Doug Varone

Award-winning choreographer and director, Doug Varone works in dance, theater, opera, film, and fashion. He is a passionate educator and articulate advocate for dance. By any measure, his work is extraordinary for its emotional range, kinetic breadth and the many arenas in which he works. His New York City-based Doug Varone and Dancers has been commissioned and presented to critical acclaim by leading international venues for close to three decades.

In the concert dance world, Varone has created a body of works globally.  Commissions include the Paul Taylor American Modern Dance Company, Limón Company, Hubbard Street Dance Chicago, Rambert Dance Company (London), Martha Graham Dance Company, Dancemakers (Canada), Batsheva Dance Company (Israel), Bern Ballet (Switzerland) and An Creative (Japan), among others.  In addition, his dances have been staged on more than 75 college and university programs around the country.

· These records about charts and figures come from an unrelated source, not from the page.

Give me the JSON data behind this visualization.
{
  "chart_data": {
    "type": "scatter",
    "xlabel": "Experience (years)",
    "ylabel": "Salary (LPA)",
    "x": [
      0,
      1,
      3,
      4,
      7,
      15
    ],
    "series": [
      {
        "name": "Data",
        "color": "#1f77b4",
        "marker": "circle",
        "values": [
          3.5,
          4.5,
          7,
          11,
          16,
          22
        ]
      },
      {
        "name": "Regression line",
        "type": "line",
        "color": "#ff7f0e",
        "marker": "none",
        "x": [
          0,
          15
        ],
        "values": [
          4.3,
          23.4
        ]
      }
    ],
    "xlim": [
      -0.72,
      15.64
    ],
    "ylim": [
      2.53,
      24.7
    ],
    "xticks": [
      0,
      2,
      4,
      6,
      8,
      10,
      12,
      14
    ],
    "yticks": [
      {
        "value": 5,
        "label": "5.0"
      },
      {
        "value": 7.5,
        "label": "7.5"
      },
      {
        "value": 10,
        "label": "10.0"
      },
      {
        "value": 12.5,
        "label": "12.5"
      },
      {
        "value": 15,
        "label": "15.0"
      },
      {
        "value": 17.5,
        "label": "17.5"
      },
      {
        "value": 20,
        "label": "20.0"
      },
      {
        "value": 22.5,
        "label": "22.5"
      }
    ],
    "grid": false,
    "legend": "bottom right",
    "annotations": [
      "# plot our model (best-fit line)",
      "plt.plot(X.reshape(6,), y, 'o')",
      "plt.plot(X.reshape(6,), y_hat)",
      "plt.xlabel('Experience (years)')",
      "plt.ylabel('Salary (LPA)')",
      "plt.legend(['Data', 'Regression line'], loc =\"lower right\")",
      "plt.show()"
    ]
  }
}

In opera, Doug Varone is in demand as both a director and choreographer.  Among his four productions at The Metropolitan Opera are Salome with its Dance of the Seven Veils, the world premiere of Tobias Picker’s An American Tragedy, Stravinsky’s Le Sacre du Printemps, designed by David Hockney, and Hector Berloiz’s Les Troyens. He has staged multiple premieres and new productions for Minnesota Opera, Opera Colorado, Washington Opera, New York City Opera, and Boston Lyric Opera, among others.  His numerous theater credits include choreography for Broadway, Off-Broadway and regional theaters across the country.  His choreography for the musical Murder Ballad at Manhattan Theater Club earned him a Lortel Award nomination.  Film credits include choreography for the Patrick Swayze film, One Last Dance.  In 2008, Varone’s The Bottomland, set in the Mammoth Caves of Kentucky, was the subject of the PBS Dance in America: Wolf Trap’s Face of America. Last season he directed and choreographed MASTERVOICES production of Dido and Aeneas at NY’s City Center, starring Tony Award winners Kelli O’Hara and Victoria Clark, alongside the Company. Most recently, he staged Julia Wolfe’s Pulitzer Prize winning oratorio, Anthracite Fields featuring the Bang on a Can All-Stars and the Westminster Choir.

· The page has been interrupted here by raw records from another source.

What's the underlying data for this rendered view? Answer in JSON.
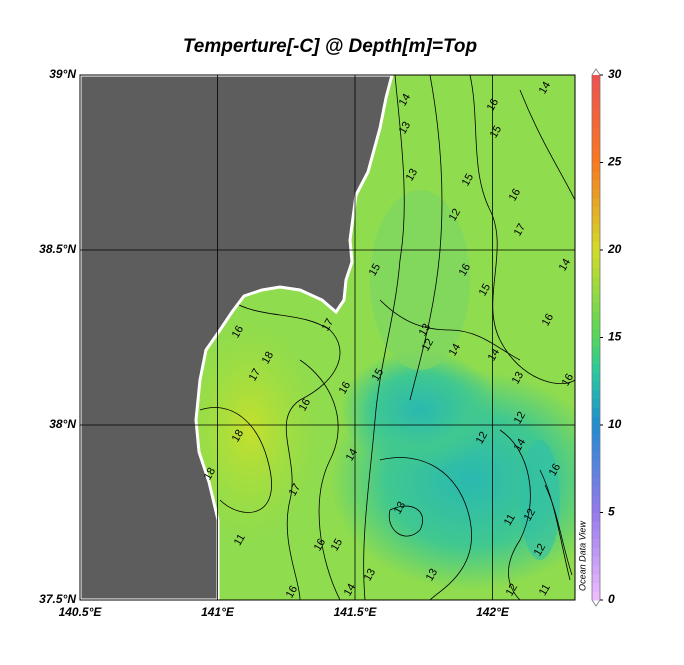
{
  "title": "Temperture[-C] @ Depth[m]=Top",
  "map": {
    "xlim": [
      140.5,
      142.3
    ],
    "ylim": [
      37.5,
      39
    ],
    "xticks": [
      {
        "value": 140.5,
        "label": "140.5°E"
      },
      {
        "value": 141,
        "label": "141°E"
      },
      {
        "value": 141.5,
        "label": "141.5°E"
      },
      {
        "value": 142,
        "label": "142°E"
      }
    ],
    "yticks": [
      {
        "value": 37.5,
        "label": "37.5°N"
      },
      {
        "value": 38,
        "label": "38°N"
      },
      {
        "value": 38.5,
        "label": "38.5°N"
      },
      {
        "value": 39,
        "label": "39°N"
      }
    ],
    "contour_labels": [
      14,
      13,
      16,
      15,
      14,
      13,
      15,
      16,
      12,
      17,
      15,
      16,
      15,
      14,
      16,
      13,
      12,
      14,
      14,
      13,
      17,
      18,
      17,
      16,
      16,
      16,
      15,
      12,
      14,
      12,
      16,
      18,
      18,
      17,
      13,
      16,
      15,
      13,
      11,
      11,
      12,
      12,
      13,
      14,
      16,
      12,
      11,
      16,
      14
    ]
  },
  "colorbar": {
    "lim": [
      0,
      30
    ],
    "ticks": [
      0,
      5,
      10,
      15,
      20,
      25,
      30
    ]
  },
  "credit": "Ocean Data View"
}
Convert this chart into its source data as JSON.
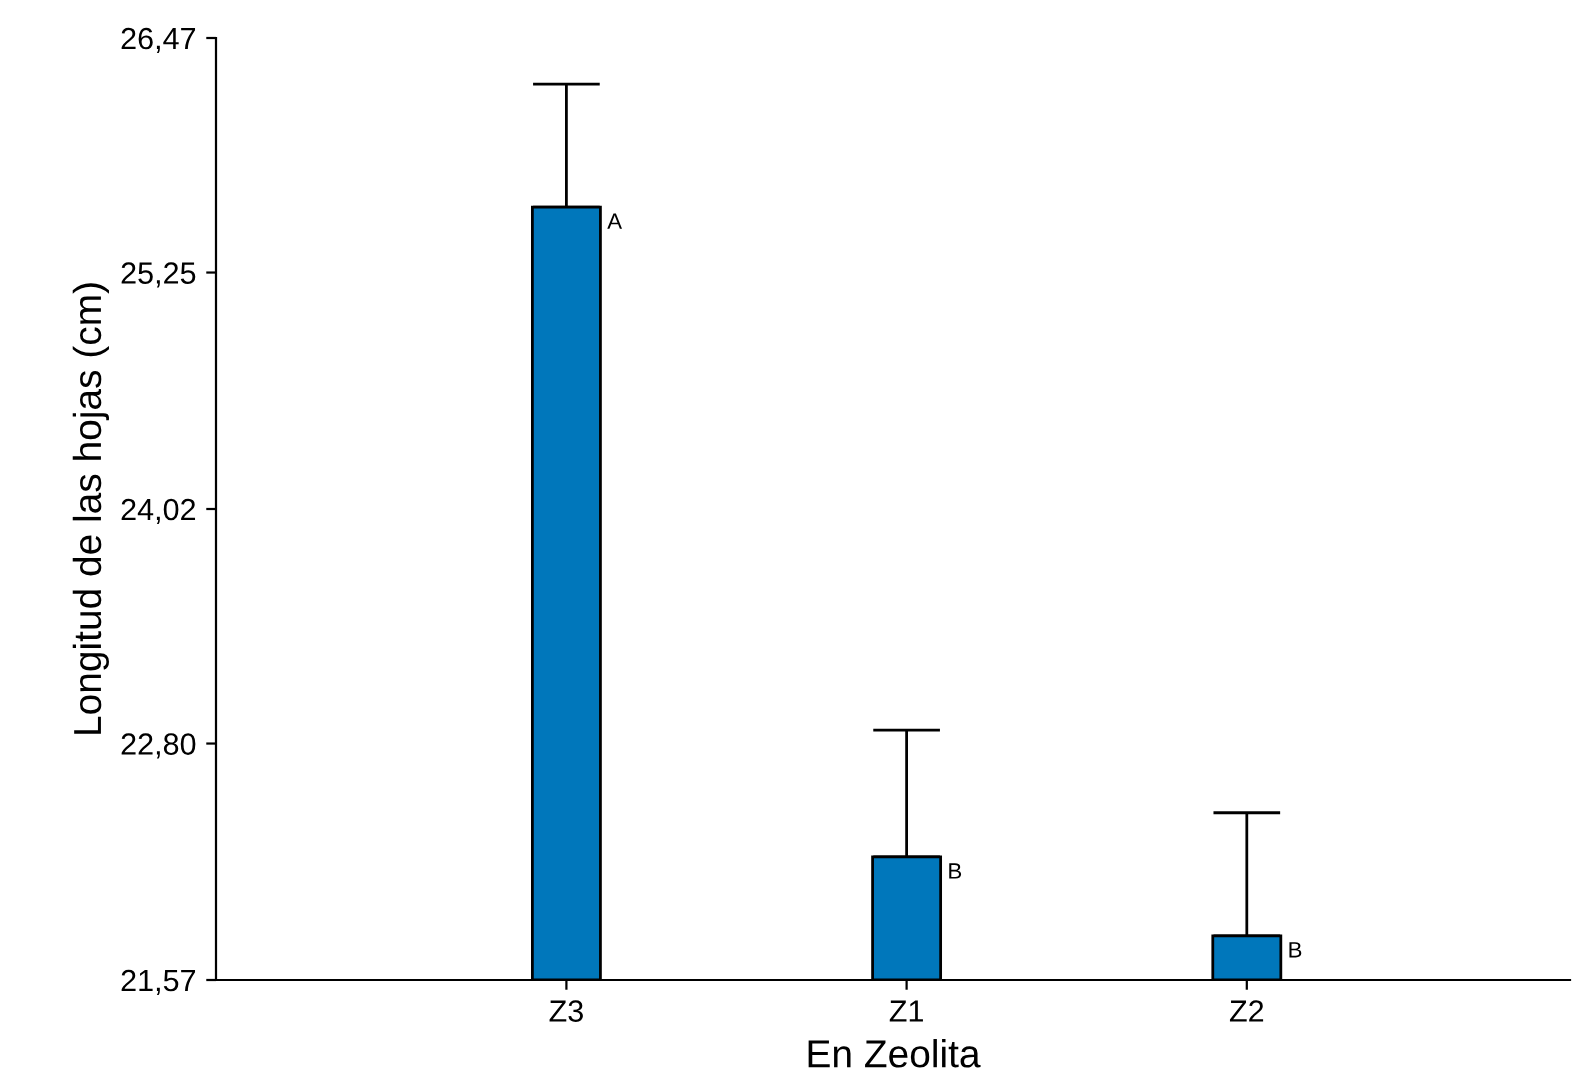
{
  "chart_data": {
    "type": "bar",
    "xlabel": "En Zeolita",
    "ylabel": "Longitud de las hojas (cm)",
    "categories": [
      "Z3",
      "Z1",
      "Z2"
    ],
    "values": [
      25.59,
      22.21,
      21.8
    ],
    "errors": [
      [
        25.59,
        26.23
      ],
      [
        22.21,
        22.87
      ],
      [
        21.8,
        22.44
      ]
    ],
    "color": "#0077bb",
    "ylim": [
      21.57,
      26.47
    ],
    "yticks": [
      {
        "value": 21.57,
        "label": "21,57"
      },
      {
        "value": 22.8,
        "label": "22,80"
      },
      {
        "value": 24.02,
        "label": "24,02"
      },
      {
        "value": 25.25,
        "label": "25,25"
      },
      {
        "value": 26.47,
        "label": "26,47"
      }
    ],
    "annotations": [
      {
        "text": "A",
        "x": "Z3",
        "y": 25.59
      },
      {
        "text": "B",
        "x": "Z1",
        "y": 22.21
      },
      {
        "text": "B",
        "x": "Z2",
        "y": 21.8
      }
    ],
    "grid": false,
    "legend": false
  }
}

Varone received his BFA from Purchase College where he was awarded the President’s Distinguished Alumni Award in 2007.  Numerous honors and awards include a John Simon Guggenheim Fellowship, an OBIE Award (Lincoln Center’s Orpheus and Euridice), the Jerome Robbins Fellowship at the Bogliasco Institute in Italy, and two individual Bessie Awards. In 2015, he was awarded both a Doris Duke Artist Award and the Lifetime Achievement Award from the American Dance Guild.  Varone teaches workshops and master classes around the world for dancers, musicians and actors. He is currently on the faculty at Purchase College, teaching composition.